For scoring of the included studies, we derived upon previously provided guidance for scoring evidence within the TEHAI framework [15]. The TEHAI framework is composed of 3 overarching components: capability, utility, and adoption. Each component comprises numerous subcomponent questions, of which there are 15 in total. The scoring of each TEHAI subcomponent is based on a range of 0-3, depending on the criteria met by the study. In this study, we also investigated the sums of these scores at the component level to provide a better overview of data. In addition, TEHAI facilitates direct comparisons between specific studies using a weighting mechanism that further emphasizes the importance of translatability (see the last column in Table 1). However, for this study, where we focused on the aggregate statistical patterns, weighting was not used.

We also asked reviewers to report on a select number of data extraction questions that would enable us to further tease apart which components of a study may influence the score obtained. These questions covered (1) the broad type of the AI algorithm, (2) methodological or clinical focus, (3) open source or proprietary software, (4) the data set size, (5) the country of origin, and (6) imaging or nonimaging data.

Data Analysis

Associations between groupings of papers and the distributions of subcomponent scores were assessed with the Fisher exact test. Correlations between subcomponents were calculated using the Kendall formula. Component scores were calculated by adding the relevant subcomponent scores together; group differences in mean component scores were assessed using the t-test. As there are 15 subcomponents, we set a multiple testing threshold of P<.003 to indicate 5% type 1 error probability under the Bonferroni correction for 15 independent tests. Unless otherwise indicated, mean (SE) scores were calculated.

TEHAI Subcomponent Scores

A total of 102 manuscripts were reviewed by 9 reviewers (mean 22.67 per reviewer, SD 7.71, min.=11, max.=36), with the same 2 reviewers scoring the same manuscript an average of 2.83 times (SD 2.58, min.=0, max.=13). The Cohen κ statistic for interreviewer reliability was 0.45, with an asymptomatic SE of 0.017 over the 2 independent reviewers. The reviewer scores were in moderate agreement (κ=0.45) according to Cohen’s original tiers [23]. In practice, this means that the scoring system was successful in capturing important and consistent information from the COVID-19 papers, but there would be too much disagreement due to reviewer background or random noise for demanding applications, such as clinical diagnoses [24]. Given that the role of the TEHAI framework is to provide guidance and decision support (not diagnoses), moderate accuracy is sufficient for a meaningful practical benefit for AI development. Nevertheless, the question of reviewer bias should be revisited in future updates to the framework.

Overall, the capability component scored the highest mean score, followed by adoption and utility (Figure 1A). At the subcomponent level, the poorest-performing questions were nonmaleficence (93/102, 91.2%, scoring 0 points), followed closely by safety and quality, external validity, and the number of services (Figure 1B).

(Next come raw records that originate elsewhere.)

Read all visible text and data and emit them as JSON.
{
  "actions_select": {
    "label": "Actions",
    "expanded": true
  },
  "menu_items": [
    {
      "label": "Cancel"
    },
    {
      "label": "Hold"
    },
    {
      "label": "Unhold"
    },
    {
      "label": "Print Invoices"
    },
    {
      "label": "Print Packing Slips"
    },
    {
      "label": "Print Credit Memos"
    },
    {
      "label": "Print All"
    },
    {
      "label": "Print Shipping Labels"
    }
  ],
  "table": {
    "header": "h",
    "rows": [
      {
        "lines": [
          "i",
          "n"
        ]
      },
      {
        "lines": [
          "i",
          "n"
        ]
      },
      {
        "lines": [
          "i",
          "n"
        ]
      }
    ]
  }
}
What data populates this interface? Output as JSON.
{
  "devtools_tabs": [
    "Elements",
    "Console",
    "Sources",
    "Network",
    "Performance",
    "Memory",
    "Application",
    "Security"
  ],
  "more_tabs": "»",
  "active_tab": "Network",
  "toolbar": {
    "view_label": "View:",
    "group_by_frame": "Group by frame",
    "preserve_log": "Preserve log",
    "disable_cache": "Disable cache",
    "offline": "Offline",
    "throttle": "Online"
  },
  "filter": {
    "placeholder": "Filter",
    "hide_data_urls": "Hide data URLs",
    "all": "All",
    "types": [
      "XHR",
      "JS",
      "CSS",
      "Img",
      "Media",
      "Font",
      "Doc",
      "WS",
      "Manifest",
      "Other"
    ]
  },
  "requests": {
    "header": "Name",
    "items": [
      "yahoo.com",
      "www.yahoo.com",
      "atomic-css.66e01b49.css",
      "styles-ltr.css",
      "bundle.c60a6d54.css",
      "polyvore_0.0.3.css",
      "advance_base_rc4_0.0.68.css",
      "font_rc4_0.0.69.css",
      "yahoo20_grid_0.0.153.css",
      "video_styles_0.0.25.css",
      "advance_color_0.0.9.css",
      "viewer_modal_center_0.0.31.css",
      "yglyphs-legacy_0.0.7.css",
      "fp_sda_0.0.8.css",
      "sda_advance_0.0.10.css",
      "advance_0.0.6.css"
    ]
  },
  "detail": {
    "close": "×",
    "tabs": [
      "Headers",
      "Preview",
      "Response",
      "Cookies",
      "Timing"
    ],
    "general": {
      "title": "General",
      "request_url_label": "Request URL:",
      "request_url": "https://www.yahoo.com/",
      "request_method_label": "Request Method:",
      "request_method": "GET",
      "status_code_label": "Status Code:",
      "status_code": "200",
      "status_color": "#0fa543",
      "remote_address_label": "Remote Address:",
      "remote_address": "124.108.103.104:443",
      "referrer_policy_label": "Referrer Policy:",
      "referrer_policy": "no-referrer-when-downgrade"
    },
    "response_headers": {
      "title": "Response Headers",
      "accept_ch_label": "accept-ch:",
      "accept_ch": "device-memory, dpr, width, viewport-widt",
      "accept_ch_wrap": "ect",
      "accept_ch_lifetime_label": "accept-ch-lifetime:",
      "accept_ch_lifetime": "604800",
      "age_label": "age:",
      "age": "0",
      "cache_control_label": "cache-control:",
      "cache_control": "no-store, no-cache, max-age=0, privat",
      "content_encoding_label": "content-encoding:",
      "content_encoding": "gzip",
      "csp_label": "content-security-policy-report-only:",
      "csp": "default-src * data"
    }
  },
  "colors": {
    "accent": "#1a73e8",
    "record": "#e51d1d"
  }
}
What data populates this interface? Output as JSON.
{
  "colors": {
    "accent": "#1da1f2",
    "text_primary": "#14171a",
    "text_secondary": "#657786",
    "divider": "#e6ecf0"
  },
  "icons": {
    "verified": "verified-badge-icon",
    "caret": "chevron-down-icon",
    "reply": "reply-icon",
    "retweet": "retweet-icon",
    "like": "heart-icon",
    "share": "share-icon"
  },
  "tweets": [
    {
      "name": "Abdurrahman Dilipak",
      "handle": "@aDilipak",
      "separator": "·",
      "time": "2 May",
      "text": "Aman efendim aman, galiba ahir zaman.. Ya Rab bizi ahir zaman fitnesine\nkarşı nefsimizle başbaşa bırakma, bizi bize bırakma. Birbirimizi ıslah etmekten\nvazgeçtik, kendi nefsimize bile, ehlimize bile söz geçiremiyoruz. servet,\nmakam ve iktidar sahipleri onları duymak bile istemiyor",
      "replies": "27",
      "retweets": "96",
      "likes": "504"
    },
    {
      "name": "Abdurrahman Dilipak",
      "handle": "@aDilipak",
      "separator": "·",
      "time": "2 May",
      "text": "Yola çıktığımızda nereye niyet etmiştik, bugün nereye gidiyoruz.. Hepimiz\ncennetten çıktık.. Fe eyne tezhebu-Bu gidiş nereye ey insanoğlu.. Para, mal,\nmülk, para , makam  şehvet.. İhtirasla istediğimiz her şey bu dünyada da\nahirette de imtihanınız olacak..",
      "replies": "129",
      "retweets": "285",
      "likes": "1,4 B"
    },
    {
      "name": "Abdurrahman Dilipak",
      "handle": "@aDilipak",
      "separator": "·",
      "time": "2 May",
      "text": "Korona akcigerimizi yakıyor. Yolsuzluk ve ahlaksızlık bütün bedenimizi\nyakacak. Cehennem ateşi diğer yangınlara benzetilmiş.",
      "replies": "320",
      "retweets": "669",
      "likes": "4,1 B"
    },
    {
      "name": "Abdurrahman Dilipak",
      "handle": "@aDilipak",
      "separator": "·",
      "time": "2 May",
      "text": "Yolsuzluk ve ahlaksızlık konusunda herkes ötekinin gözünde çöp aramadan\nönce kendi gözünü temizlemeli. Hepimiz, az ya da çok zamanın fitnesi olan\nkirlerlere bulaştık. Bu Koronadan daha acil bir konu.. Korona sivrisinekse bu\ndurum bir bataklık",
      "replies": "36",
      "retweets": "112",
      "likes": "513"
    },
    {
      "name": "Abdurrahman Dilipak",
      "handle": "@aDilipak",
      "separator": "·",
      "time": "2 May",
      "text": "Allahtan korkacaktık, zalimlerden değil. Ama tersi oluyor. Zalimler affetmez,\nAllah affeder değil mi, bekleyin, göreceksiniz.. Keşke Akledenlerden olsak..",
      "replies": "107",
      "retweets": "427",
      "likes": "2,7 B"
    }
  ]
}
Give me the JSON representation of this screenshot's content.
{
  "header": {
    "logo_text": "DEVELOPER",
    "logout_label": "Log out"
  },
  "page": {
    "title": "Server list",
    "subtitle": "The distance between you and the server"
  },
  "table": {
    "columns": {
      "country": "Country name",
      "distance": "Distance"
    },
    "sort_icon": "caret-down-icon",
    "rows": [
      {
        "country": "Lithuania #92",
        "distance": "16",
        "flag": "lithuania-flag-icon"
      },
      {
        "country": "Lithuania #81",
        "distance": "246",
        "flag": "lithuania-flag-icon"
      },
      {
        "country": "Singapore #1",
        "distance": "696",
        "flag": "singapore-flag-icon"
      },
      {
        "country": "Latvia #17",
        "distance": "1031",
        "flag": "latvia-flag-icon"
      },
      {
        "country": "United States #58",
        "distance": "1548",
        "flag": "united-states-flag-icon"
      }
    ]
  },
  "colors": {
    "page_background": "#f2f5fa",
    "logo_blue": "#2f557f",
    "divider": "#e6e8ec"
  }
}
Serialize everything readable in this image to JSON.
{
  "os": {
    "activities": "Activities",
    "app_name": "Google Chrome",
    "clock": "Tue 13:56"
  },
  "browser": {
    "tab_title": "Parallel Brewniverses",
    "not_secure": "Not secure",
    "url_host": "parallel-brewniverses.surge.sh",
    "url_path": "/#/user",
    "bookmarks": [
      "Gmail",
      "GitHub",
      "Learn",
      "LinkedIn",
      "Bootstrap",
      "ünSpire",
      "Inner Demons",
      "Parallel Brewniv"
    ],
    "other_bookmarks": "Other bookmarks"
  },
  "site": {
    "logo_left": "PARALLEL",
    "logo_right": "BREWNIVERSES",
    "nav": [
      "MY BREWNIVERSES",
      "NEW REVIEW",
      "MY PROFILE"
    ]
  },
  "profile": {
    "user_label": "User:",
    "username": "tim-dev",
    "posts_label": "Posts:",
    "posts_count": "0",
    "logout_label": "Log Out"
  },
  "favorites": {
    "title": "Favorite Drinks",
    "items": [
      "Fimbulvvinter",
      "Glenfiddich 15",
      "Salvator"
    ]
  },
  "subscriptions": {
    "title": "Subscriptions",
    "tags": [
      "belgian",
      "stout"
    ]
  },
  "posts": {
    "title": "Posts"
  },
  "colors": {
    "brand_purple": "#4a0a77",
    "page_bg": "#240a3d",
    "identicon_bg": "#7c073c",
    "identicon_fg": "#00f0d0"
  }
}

We observed moderate positive correlation (R=0.19-0.43) between most capability component questions (data source vs: internal validation R=0.43, external validation R=0.20, performance R=0.33, and use case R=0.37; internal validation vs: performance R=0.40, use case R=0.31; performance vs use case R=0.32), with the exception of the subcomponent objective of study (objective of study vs: data source R=0.13, internal validation R=0.09, external validation R=0.08); see Figure 2. This indicated that if a study scored well in one subcomponent of the capability component, then it was also likely to score well in the other capability subcomponents, with the exception of the “objective of the study” subcomponent. Furthermore, there was also a correlation between the subcomponents belonging to the capability component and the “generalizability and contextualization” (R=0.19-0.31), “transparency” (R=0.11-0.27), and “alignment with the domain” (R=0.13-0.40) subcomponents, as well as our data extraction question 9 (method of machine learning used; R=0.11-0.24); see Figure 2. There was also a significant, moderate correlation between most adoption component questions (R=0.18-0.42), with the exception of the “alignment with the domain” subcomponent (R=0.04-0.26); see Figure 2. A significant negative correlation was observed between a country’s gross domestic product (GDP) and imaging studies (R=–0.30), indicating that high-GDP countries are less likely to conduct imaging studies than middle-GDP countries. The negative correlation between the audience (clinical or methodological) and the number of services (R=–0.36) indicated that methodological studies are less likely to be associated with numerous services than clinical studies. Code availability was inversely correlated with transparency (R=–0.36), as expected (open source was 1 of the assessment conditions).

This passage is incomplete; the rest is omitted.